Che fine ha fatto l'equipaggio dell'EP-3?
L'equipaggio di 24 persone è sopravvissuto a una caduta libera di quasi 2.400 metri (8.000 piedi) in posizione quasi capovolta, prima che il comandante, il tenente Shane Osborn, riprendesse il controllo e atterrasse alla base aerea di Lingshui, sull'isola di Hainan. Sono stati trattenuti dalla Cina per undici giorni e rilasciati dopo che gli Stati Uniti hanno inviato la loro lettera di scuse, formulata con estrema cura.“
Che cosa ci faceva l'EP-3 al largo della Cina?
L'EP-3E ARIES II stava effettuando una pattuglia di routine per l'intelligence dei segnali, intercettando le comunicazioni cinesi, lo stesso tipo di pericolosa ricognizione in stile Guerra Fredda che in precedenza era costata vite umane, come nel I voli C-130 Ferret furono abbattuti decenni prima.
La Cina è riuscita a carpire segreti statunitensi dall'EP-3?
L'equipaggio aveva circa 26 minuti per distruggere apparecchiature sensibili e non era addestrato né equipaggiato per farlo, versando caffè nei dischi rigidi e distruggendo i rack. Le valutazioni hanno concluso che la distruzione è stata solo parziale, con chiavi crittografiche e manuali probabilmente compromessi. Acquisire informazioni dagli aerei non era una novità; Operazione Diamante del Mossad had earlier delivered a Soviet MiG-21 to the West intact.

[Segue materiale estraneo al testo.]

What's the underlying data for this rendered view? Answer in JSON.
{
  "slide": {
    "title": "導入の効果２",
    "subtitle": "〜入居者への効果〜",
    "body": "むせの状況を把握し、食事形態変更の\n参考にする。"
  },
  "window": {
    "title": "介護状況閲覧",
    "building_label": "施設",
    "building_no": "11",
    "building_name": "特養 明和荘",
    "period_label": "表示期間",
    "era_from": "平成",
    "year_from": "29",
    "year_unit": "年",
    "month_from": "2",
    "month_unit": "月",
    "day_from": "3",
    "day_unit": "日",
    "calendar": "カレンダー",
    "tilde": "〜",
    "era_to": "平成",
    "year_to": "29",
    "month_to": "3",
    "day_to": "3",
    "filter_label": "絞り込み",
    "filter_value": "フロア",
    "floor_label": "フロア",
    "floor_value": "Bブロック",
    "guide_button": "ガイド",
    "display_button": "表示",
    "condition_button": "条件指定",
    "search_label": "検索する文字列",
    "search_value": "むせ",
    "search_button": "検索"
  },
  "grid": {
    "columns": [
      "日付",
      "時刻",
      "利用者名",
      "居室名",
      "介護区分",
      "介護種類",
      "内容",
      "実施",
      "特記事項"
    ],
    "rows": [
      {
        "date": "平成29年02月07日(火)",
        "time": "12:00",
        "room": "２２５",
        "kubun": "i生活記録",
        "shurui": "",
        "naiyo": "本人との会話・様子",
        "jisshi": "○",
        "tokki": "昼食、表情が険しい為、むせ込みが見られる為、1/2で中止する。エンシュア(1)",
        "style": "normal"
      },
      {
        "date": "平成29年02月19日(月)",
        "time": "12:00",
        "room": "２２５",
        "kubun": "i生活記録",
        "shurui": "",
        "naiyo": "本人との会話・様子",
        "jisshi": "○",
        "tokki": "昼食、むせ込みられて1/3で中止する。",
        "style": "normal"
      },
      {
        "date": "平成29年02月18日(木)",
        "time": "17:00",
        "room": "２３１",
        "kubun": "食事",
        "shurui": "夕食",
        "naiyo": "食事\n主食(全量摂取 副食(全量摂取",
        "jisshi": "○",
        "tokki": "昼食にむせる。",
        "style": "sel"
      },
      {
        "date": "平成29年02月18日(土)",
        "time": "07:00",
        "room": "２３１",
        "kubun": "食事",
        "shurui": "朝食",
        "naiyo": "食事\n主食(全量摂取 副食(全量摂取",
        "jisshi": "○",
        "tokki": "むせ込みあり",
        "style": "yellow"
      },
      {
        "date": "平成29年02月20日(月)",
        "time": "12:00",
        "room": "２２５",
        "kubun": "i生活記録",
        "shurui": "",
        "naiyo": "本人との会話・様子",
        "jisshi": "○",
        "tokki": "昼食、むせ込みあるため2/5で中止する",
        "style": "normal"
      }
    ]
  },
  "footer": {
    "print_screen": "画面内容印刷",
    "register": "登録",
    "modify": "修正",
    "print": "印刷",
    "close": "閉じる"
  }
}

Che fine ha fatto il pilota Wang Wei?
Il pilota cinese, il tenente comandante Wang Wei, si è eiettato dopo la collisione, ma non è mai stato ritrovato nonostante le vaste operazioni di ricerca e soccorso, e si presume sia morto.
Che fine hanno fatto gli aerei EP-3 in seguito?
Anziché lasciarlo volare via, la Cina ha restituito l'aereo smontato a bordo di aerei da trasporto russi An-124. Successivamente è stato ricostruito, rimesso in servizio negli Stati Uniti e infine ritirato e collocato in un museo nel 2024.